Children need to be told about the divorce before it ever happens.  Young kids will have to be told more than once.  Telling them helps prepare them for the time when one parent leaves.  Young children need to be told in words they can understand.  You dont have to give lots of details.  Sometimes just telling them that mommy and daddy arent happy living together anymore is enough.

If possibly, parents should sit down togetehr to tell their children about a divorce.  Parents have to set aside angry feelings toward eachother long enough to do this.  It helps kids feel as if both parents are going to stay in their lives.  It also helps children feel as if they are getting the whole story.

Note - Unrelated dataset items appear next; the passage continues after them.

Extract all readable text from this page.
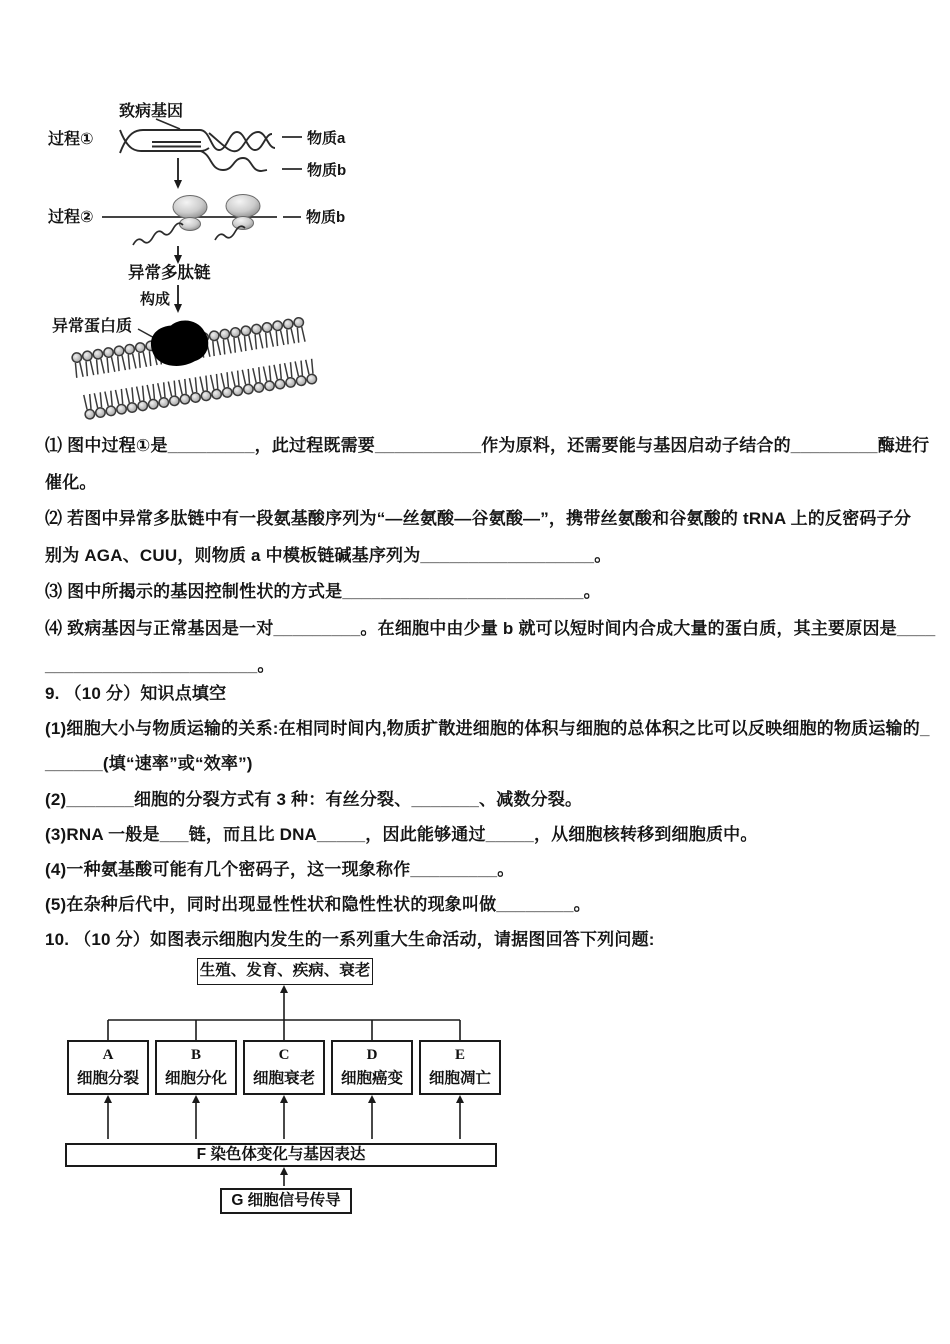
致病基因
过程①	物质a
物质b
过程②	物质b
异常多肽链
构成
异常蛋白质
⑴ 图中过程①是_________，此过程既需要___________作为原料，还需要能与基因启动子结合的_________酶进行
催化。
⑵ 若图中异常多肽链中有一段氨基酸序列为“—丝氨酸—谷氨酸—”，携带丝氨酸和谷氨酸的 tRNA 上的反密码子分
别为 AGA、CUU，则物质 a 中模板链碱基序列为__________________。
⑶ 图中所揭示的基因控制性状的方式是_________________________。
⑷ 致病基因与正常基因是一对_________。在细胞中由少量 b 就可以短时间内合成大量的蛋白质，其主要原因是____
______________________。
9. （10 分）知识点填空
(1)细胞大小与物质运输的关系:在相同时间内,物质扩散进细胞的体积与细胞的总体积之比可以反映细胞的物质运输的_
______(填“速率”或“效率”)
(2)_______细胞的分裂方式有 3 种：有丝分裂、_______、减数分裂。
(3)RNA 一般是___链，而且比 DNA_____，因此能够通过_____，从细胞核转移到细胞质中。
(4)一种氨基酸可能有几个密码子，这一现象称作_________。
(5)在杂种后代中，同时出现显性性状和隐性性状的现象叫做________。
10. （10 分）如图表示细胞内发生的一系列重大生命活动，请据图回答下列问题:
生殖、发育、疾病、衰老
A
细胞分裂
B
细胞分化
C
细胞衰老
D
细胞癌变
E
细胞凋亡
F 染色体变化与基因表达
G 细胞信号传导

SUGGESTIONS FOR TELLING KIDS ABOUT A DIVORCE:

-Tell the kids the divorce is not their fault.  Children often feel they are the ones to blame
-Tell them that both parents love them and that mommy and daddy will still be their parents
-Try not to say mean things about the other parent.  Children want to be loyal to both parents.
-Let the children tell you about their feelings.  Sometimes telling children you feel scared or sad or angry helps tehm tell you how they are feeling.

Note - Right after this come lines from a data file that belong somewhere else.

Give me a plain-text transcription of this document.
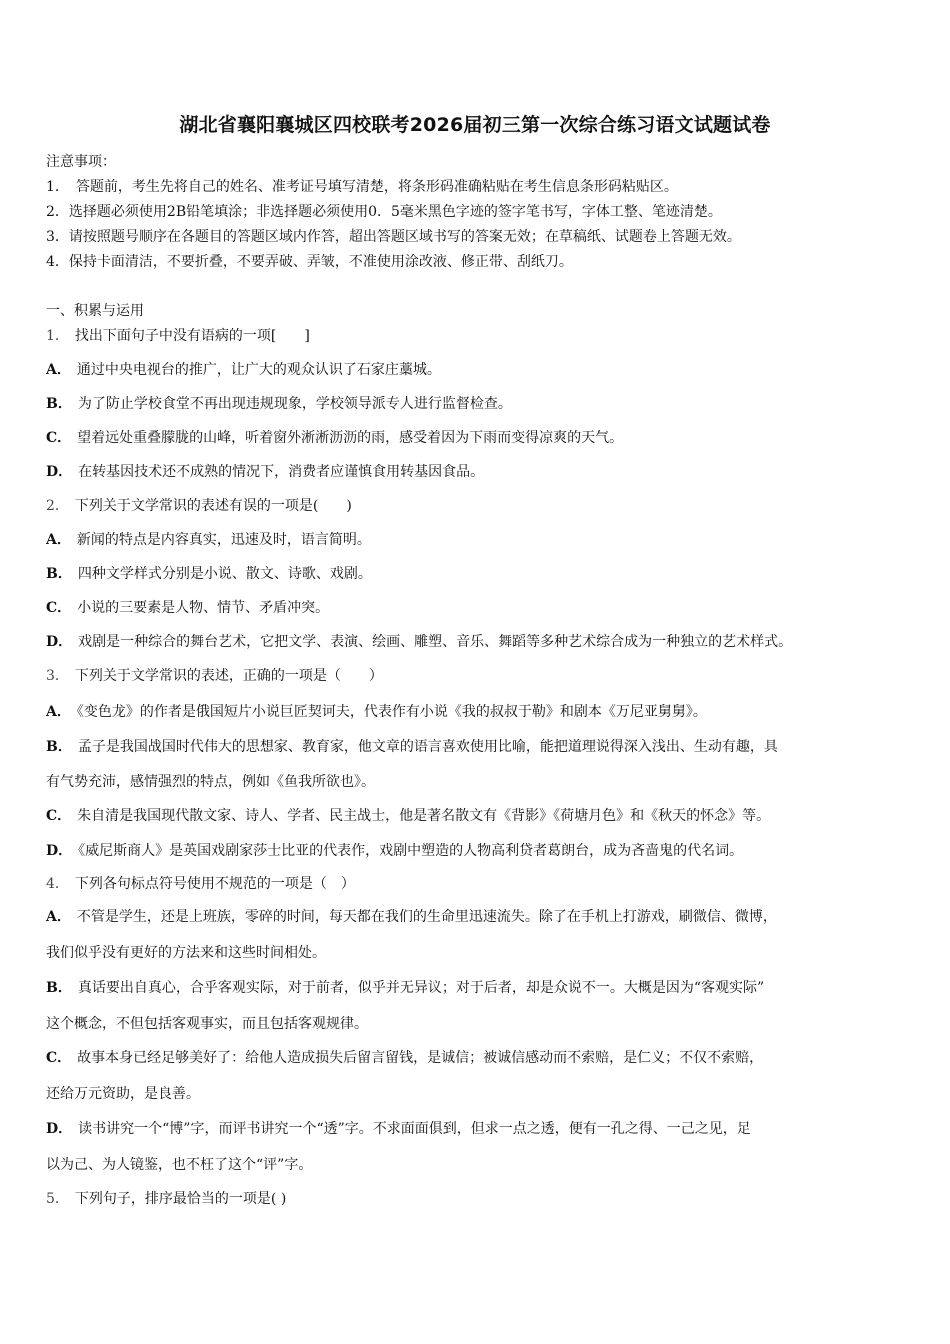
湖北省襄阳襄城区四校联考2026届初三第一次综合练习语文试题试卷

注意事项：

1．　答题前，考生先将自己的姓名、准考证号填写清楚，将条形码准确粘贴在考生信息条形码粘贴区。

2．选择题必须使用2B铅笔填涂；非选择题必须使用0．5毫米黑色字迹的签字笔书写，字体工整、笔迹清楚。

3．请按照题号顺序在各题目的答题区域内作答，超出答题区域书写的答案无效；在草稿纸、试题卷上答题无效。

4．保持卡面清洁，不要折叠，不要弄破、弄皱，不准使用涂改液、修正带、刮纸刀。

一、积累与运用

1． 找出下面句子中没有语病的一项[　　]

A． 通过中央电视台的推广，让广大的观众认识了石家庄藁城。

B． 为了防止学校食堂不再出现违规现象，学校领导派专人进行监督检查。

C． 望着远处重叠朦胧的山峰，听着窗外淅淅沥沥的雨，感受着因为下雨而变得凉爽的天气。

D． 在转基因技术还不成熟的情况下，消费者应谨慎食用转基因食品。

2． 下列关于文学常识的表述有误的一项是(　　)

A． 新闻的特点是内容真实，迅速及时，语言简明。

B． 四种文学样式分别是小说、散文、诗歌、戏剧。

C． 小说的三要素是人物、情节、矛盾冲突。

D． 戏剧是一种综合的舞台艺术，它把文学、表演、绘画、雕塑、音乐、舞蹈等多种艺术综合成为一种独立的艺术样式。

3． 下列关于文学常识的表述，正确的一项是（　　）

A． 《变色龙》的作者是俄国短片小说巨匠契诃夫，代表作有小说《我的叔叔于勒》和剧本《万尼亚舅舅》。

B． 孟子是我国战国时代伟大的思想家、教育家，他文章的语言喜欢使用比喻，能把道理说得深入浅出、生动有趣，具

有气势充沛，感情强烈的特点，例如《鱼我所欲也》。

C． 朱自清是我国现代散文家、诗人、学者、民主战士，他是著名散文有《背影》《荷塘月色》和《秋天的怀念》等。

D． 《威尼斯商人》是英国戏剧家莎士比亚的代表作，戏剧中塑造的人物高利贷者葛朗台，成为吝啬鬼的代名词。

4． 下列各句标点符号使用不规范的一项是（　）

A． 不管是学生，还是上班族，零碎的时间，每天都在我们的生命里迅速流失。除了在手机上打游戏，刷微信、微博，

我们似乎没有更好的方法来和这些时间相处。

B． 真话要出自真心，合乎客观实际，对于前者，似乎并无异议；对于后者，却是众说不一。大概是因为“客观实际”

这个概念，不但包括客观事实，而且包括客观规律。

C． 故事本身已经足够美好了：给他人造成损失后留言留钱，是诚信；被诚信感动而不索赔，是仁义；不仅不索赔，

还给万元资助，是良善。

D． 读书讲究一个“博”字，而评书讲究一个“透”字。不求面面俱到，但求一点之透，便有一孔之得、一己之见，足

以为己、为人镜鉴，也不枉了这个“评”字。

5． 下列句子，排序最恰当的一项是( )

-Explain that mom and dad will be living in different places.  Tell the children where they will be living.  If possible, tell them when each parent will spend time with them.

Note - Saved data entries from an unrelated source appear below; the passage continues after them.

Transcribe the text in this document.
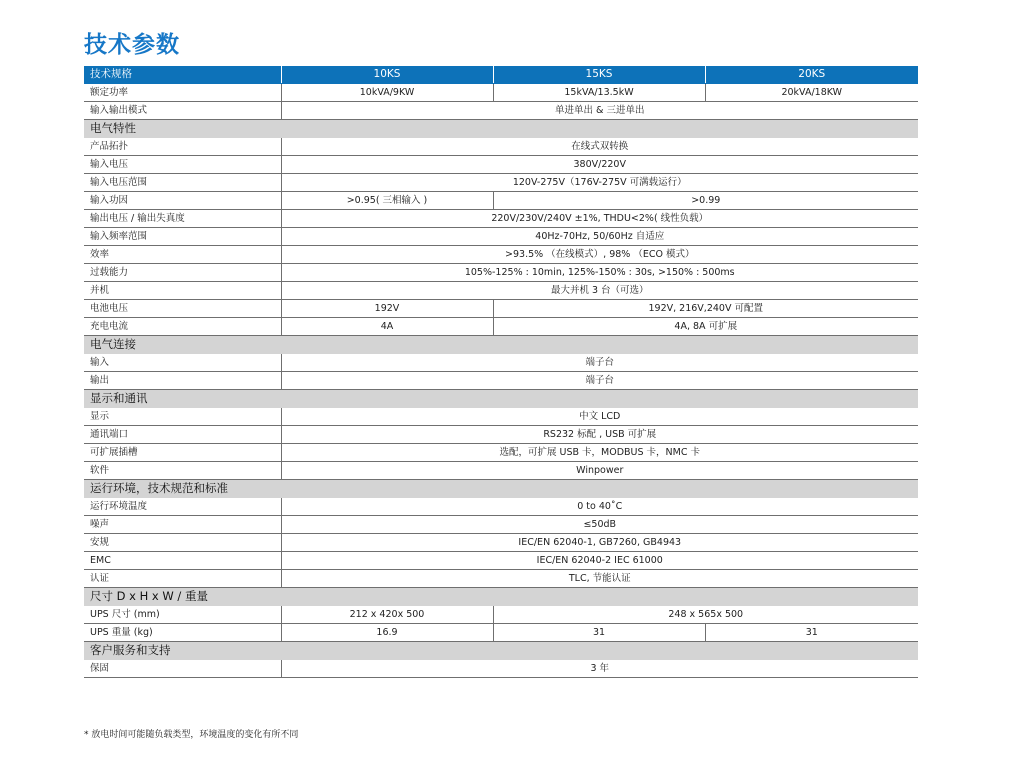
技术参数
技术规格	10KS	15KS	20KS
额定功率	10kVA/9KW	15kVA/13.5kW	20kVA/18KW
输入输出模式	单进单出 & 三进单出		
电气特性			
产品拓扑	在线式双转换		
输入电压	380V/220V		
输入电压范围	120V-275V（176V-275V 可满载运行）		
输入功因	>0.95( 三相输入 )	>0.99	
输出电压 / 输出失真度	220V/230V/240V ±1%, THDU<2%( 线性负载）		
输入频率范围	40Hz-70Hz, 50/60Hz 自适应		
效率	>93.5% （在线模式）, 98% （ECO 模式）		
过载能力	105%-125% : 10min, 125%-150% : 30s, >150% : 500ms		
并机	最大并机 3 台（可选）		
电池电压	192V	192V, 216V,240V 可配置	
充电电流	4A	4A, 8A 可扩展	
电气连接			
输入	端子台		
输出	端子台		
显示和通讯			
显示	中文 LCD		
通讯端口	RS232 标配 , USB 可扩展		
可扩展插槽	选配，可扩展 USB 卡，MODBUS 卡，NMC 卡		
软件	Winpower		
运行环境，技术规范和标准			
运行环境温度	0 to 40˚C		
噪声	≤50dB		
安规	IEC/EN 62040-1, GB7260, GB4943		
EMC	IEC/EN 62040-2 IEC 61000		
认证	TLC, 节能认证		
尺寸 D x H x W / 重量			
UPS 尺寸 (mm)	212 x 420x 500	248 x 565x 500	
UPS 重量 (kg)	16.9	31	31
客户服务和支持			
保固	3 年		
* 放电时间可能随负载类型，环境温度的变化有所不同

-Explain that the divorce is final.  Some children spend a lot of time hoping their parents will be together again.
-Watch for signs that the kids are having a hard time with divorce.  A young child may wet the bed, or may cry often.  He may start biting, hitting, or fighting more.  Teenagers often become sad and moody.  They may steal or lie as a way of letting you know they feel angry and hurt.  Sit and talk with your children.  Hug them, decide if going to a family counselor might help.
-Plan time with the kids doing things you both enjoy.  Make an extra effort to have grandparents and friends spend time with the children.  Doing this can give you time you need for yourself and special time for them.

Children of all ages feel a great loss when divorce happens in their home.  Even when parents cannot work things out with eachother, children need to know that parents love them.  Spend time with your children!